En somme, la musique est chez Léonora Miano un référent esthétique, un principe qui modèle les personnages et travaille l’intrigue. Par ailleurs, sa présence participe de la construction du sens et des préoccupations idéologiques des protagonistes.

5°) Musique et (re) construction identitaire

Construire ou conquérir l’identité par la musique : voilà une des préoccupations majeures du roman de Léonora Miano. Intra muros, capitale où vivent les trois protagonistes du texte est tout aussi chaotique et cauchemardesques que Mboasu. Cette capitale est le catalyseur de la claustrophobie des personnages en lutte avec leur identité. Si les personnages vivent au Nord, ils partagent néanmoins un sentiment d’errance, d ‘apatrides. Ils sont animés par le désir  de s’enraciner quelque part, ainsi que le suggèrent l’extrait de Billie Holliday, en exergue de Left Alone : « There’s no house that I can call my own (…) » (p.247). En effet, selon Amok et Shrapnel, l’Afrique est un enfer qu’il faut quitter. Pour Amandla, elle est à la fois un mythe et un désir profond, inscrits aussi dans l’enfance. Afro Blue comme section du roman, peint des personnages écartelés entre l’Ici (l’Afrique) et l’Ailleurs (Europe), entre cauchemar et féerie. Ainsi, cet extrait est congru aux situations de tourments identitaires que vivent les personnages. De plus, le fait que cette citation soit extraite d’un morceau qui allie traditions africaines et jazz afro-cubain peut être un indice de l’hybridité identitaire qui tiraille Amok et Shrapnel. Cette errance et ce statut d’apatride font de l’identité un sujet préoccupant pour les personnages. Pour Amok par exemple, fils d’un Africain qui a trahit les siens en aidant le colonisateur, le pays représente cette enfance meurtrie et violente dont il ressent « la blessure inguérissable », cette culpabilité historique impossible à appréhender.

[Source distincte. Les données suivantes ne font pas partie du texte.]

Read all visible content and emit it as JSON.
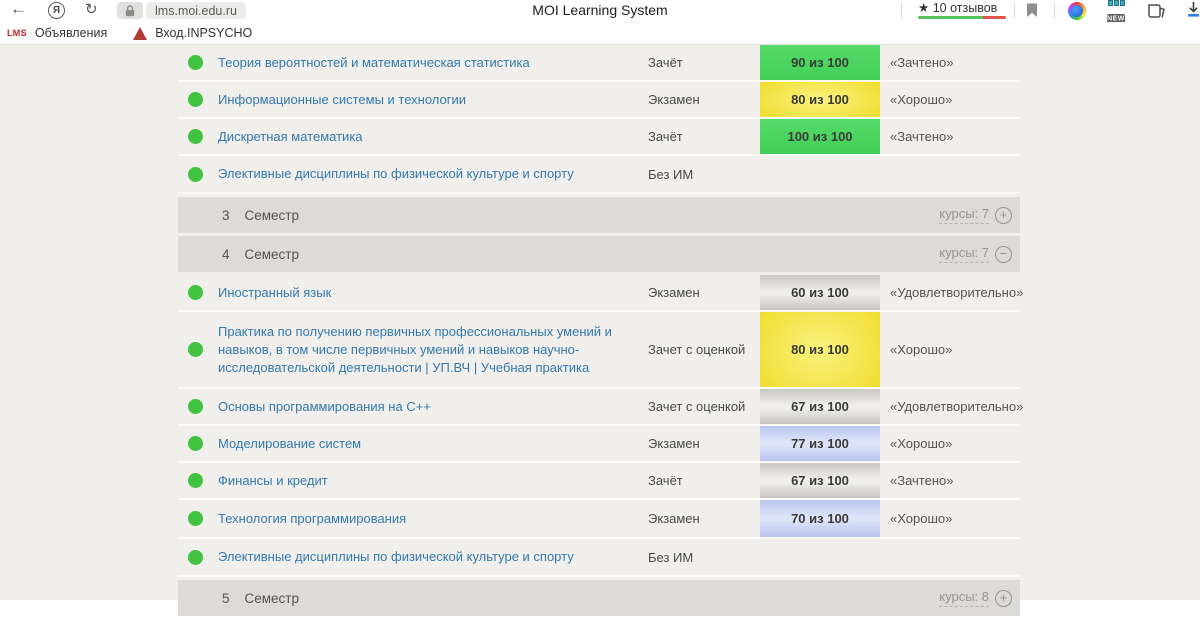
{
  "browser": {
    "url": "lms.moi.edu.ru",
    "page_title": "MOI Learning System",
    "rating": {
      "star": "★",
      "label": "10 отзывов"
    },
    "new_badge": "NEW",
    "bookmarks": [
      {
        "logo_text": "LMS",
        "label": "Объявления"
      },
      {
        "label": "Вход.INPSYCHO"
      }
    ]
  },
  "colors": {
    "page_bg": "#f0efeb",
    "semester_row_bg": "#dcdbd6",
    "course_link": "#3579ae",
    "status_dot_green": "#41c341",
    "badge_green": "#4bd55f",
    "badge_yellow": "#f2dc2b",
    "badge_gray": "#d9d8d5",
    "badge_blue": "#bdc9f0",
    "rating_bar_green": "#57c457",
    "rating_bar_red": "#e0544a",
    "lms_logo_red": "#cc2222"
  },
  "table": {
    "rows": [
      {
        "type": "course",
        "name": "Теория вероятностей и математическая статистика",
        "control": "Зачёт",
        "score": "90 из 100",
        "badge": "green",
        "grade": "«Зачтено»"
      },
      {
        "type": "course",
        "name": "Информационные системы и технологии",
        "control": "Экзамен",
        "score": "80 из 100",
        "badge": "yellow",
        "grade": "«Хорошо»"
      },
      {
        "type": "course",
        "name": "Дискретная математика",
        "control": "Зачёт",
        "score": "100 из 100",
        "badge": "green",
        "grade": "«Зачтено»"
      },
      {
        "type": "course",
        "name": "Элективные дисциплины по физической культуре и спорту",
        "control": "Без ИМ",
        "score": "",
        "badge": "none",
        "grade": "",
        "h": 38
      },
      {
        "type": "semester",
        "num": "3",
        "label": "Семестр",
        "link_label": "курсы:",
        "count": "7",
        "state": "plus"
      },
      {
        "type": "semester",
        "num": "4",
        "label": "Семестр",
        "link_label": "курсы:",
        "count": "7",
        "state": "minus"
      },
      {
        "type": "course",
        "name": "Иностранный язык",
        "control": "Экзамен",
        "score": "60 из 100",
        "badge": "gray",
        "grade": "«Удовлетворительно»"
      },
      {
        "type": "course",
        "name": "Практика по получению первичных профессиональных умений и навыков, в том числе первичных умений и навыков научно-исследовательской деятельности | УП.ВЧ | Учебная практика",
        "control": "Зачет с оценкой",
        "score": "80 из 100",
        "badge": "yellow",
        "grade": "«Хорошо»",
        "tall": true
      },
      {
        "type": "course",
        "name": "Основы программирования на C++",
        "control": "Зачет с оценкой",
        "score": "67 из 100",
        "badge": "gray",
        "grade": "«Удовлетворительно»"
      },
      {
        "type": "course",
        "name": "Моделирование систем",
        "control": "Экзамен",
        "score": "77 из 100",
        "badge": "blue",
        "grade": "«Хорошо»"
      },
      {
        "type": "course",
        "name": "Финансы и кредит",
        "control": "Зачёт",
        "score": "67 из 100",
        "badge": "gray",
        "grade": "«Зачтено»"
      },
      {
        "type": "course",
        "name": "Технология программирования",
        "control": "Экзамен",
        "score": "70 из 100",
        "badge": "blue",
        "grade": "«Хорошо»",
        "h": 39
      },
      {
        "type": "course",
        "name": "Элективные дисциплины по физической культуре и спорту",
        "control": "Без ИМ",
        "score": "",
        "badge": "none",
        "grade": "",
        "h": 38
      },
      {
        "type": "semester",
        "num": "5",
        "label": "Семестр",
        "link_label": "курсы:",
        "count": "8",
        "state": "plus"
      }
    ]
  }
}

Le pays, c’était cet indestructible en soi (…) Pour Amok, la distance n’avait pas fait du pays un paradis perdu. Il ne s’agissait toujours que d’un séjour infernal dont il cherchait. » (p.45). Personnage hybride né en Afrique et vivant en Europe, « ce qui le préoccupe c’était trouver une appartenance compatible avec son statut hybride. Lui qui ne parlait pas la langue de ses ancêtres (p.77).

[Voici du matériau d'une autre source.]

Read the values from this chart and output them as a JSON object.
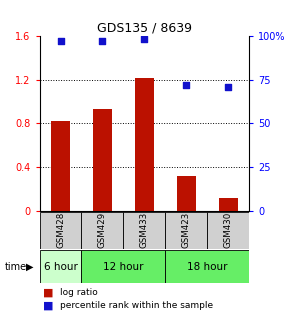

Selon Schrapnel, il faut penser à l’éclosion d’un « Noir du Nord » qui serait  une sorte d’Européen attaché aux valeurs culturelles subsahariennes : un Afropéen. Bien plus, l’Afrique est, d’après lui, un impératif à penser son identité de Noir au Nord : « Le monde noir avait besoin, non pas qu’ils rêvent à des mythes, mais qu’ils existent en tant que Nordistes rattachés à la matrice subsaharienne. Qu’ils cessent de migrer en permanence en leur for intérieur, d’être de nègres errants, nulle part chez eux.» (p.78)

Comme on le constate, les deux personnages militent pour une identité hybride ; ils sont des hybrides culturels qui oscillent entre l’Ailleurs et l’Ici. Et le narrateur de conclure : « (quand) on les regardait (…), on reconnaissait en eux les cultures subsahariennes (…) Ils étaient lointains et proches néanmoins » (p.78). Les prises de positions de ces personnages par rapports à la question d’identité correspondent à ce que l’auteure nomme «  les Identités Frontalières » auxquelles elle a dédié le texte. Par ce concept, Miano entend une multi-appartenance identitaire, « [Une Identité] ancrée, non pas dans un lieu de rupture, mais, au contraire, dans un espace d’accolement permanent…où les mondes se touchent inlassablement[2] ».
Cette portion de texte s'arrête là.